In any event, "Inglourious Basterds" (nice excuse to use this word loudly in public) is a pretty awesome movie that you ought to go see.
This is the movie that "The Dirty Dozen" wanted to grow up to be but failed because it suffered from bed wetting and being picked on in school for smelling like pee. It has enough grit and edge to keep you excited, with just enough levity to relax and enjoy.
The movie is driven by a dialogue-rich, quad-linguist antagonist, Christopher Waltz (though without the depth of say, "Deadwood"). Although relentlessly sinister, his witty retorts and meticulous logic draws the viewer in to connect with him.
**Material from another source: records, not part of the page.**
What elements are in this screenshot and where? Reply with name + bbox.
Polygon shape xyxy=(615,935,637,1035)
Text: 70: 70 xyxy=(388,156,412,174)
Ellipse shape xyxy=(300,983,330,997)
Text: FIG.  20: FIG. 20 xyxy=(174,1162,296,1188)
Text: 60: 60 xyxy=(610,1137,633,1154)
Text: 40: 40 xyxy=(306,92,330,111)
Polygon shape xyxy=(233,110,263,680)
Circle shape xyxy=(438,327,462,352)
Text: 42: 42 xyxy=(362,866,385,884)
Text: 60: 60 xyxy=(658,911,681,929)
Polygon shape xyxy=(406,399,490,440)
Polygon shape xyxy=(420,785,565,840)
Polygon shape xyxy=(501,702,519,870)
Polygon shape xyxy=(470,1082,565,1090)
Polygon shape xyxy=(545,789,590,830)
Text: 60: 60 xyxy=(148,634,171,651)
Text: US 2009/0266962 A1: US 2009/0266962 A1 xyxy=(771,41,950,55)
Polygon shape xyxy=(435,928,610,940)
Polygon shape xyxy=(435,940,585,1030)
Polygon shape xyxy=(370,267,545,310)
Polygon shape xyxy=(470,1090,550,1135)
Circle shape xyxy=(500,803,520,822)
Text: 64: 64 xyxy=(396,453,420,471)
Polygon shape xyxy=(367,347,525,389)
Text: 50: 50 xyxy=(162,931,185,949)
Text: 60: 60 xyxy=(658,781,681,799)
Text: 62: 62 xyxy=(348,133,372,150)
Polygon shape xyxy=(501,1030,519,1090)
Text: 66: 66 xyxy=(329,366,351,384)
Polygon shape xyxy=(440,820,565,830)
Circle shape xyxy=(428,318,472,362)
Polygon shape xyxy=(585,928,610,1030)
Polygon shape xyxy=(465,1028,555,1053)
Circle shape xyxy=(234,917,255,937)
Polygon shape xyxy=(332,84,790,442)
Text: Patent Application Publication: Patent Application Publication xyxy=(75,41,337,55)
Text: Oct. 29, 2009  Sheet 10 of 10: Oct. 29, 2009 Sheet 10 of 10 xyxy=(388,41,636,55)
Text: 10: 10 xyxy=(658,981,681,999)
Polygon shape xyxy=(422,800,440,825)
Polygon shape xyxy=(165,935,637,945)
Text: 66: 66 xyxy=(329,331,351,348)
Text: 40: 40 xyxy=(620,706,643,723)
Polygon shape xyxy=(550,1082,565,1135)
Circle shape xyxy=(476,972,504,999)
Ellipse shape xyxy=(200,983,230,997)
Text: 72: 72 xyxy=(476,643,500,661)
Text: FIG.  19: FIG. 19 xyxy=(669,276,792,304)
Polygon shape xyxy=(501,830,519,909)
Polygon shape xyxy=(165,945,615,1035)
Being a multi-linguist myself (fluent in engrish, ass-kickery, and bullshit), I couldn't help but find this character as the reckoning focal point in the movie.
This historically accurate piece of pivotal 20th Century events, fleshes out the details of what caused the end of WWII and the Third Reich. This film will likely be a standard for high school history classes for generations to come.
The movie opens as the German Aryan Nation advances through Eastern Europe at the cusp of American involvement into this combat theatre. With civilization on the brink of collapse to Hitler's advancement of a consuming Rheinland ideology headed by Wagner and FOX News, the fate of the world lays in the hands of 7 Jews and an Appalachian hillbilly. What ensues next is an orgasmic diarrhea of violence and interlocution. Hang on to your popcorn!
Though clearly violent enough to satiate the blood lust of today's audiences, it isn't quite on par with the intensity of recent classics as "There Will Be Blood" and "No Country For Old Men", this movie holds its own and is truly the crown in cinematic fare for 2009.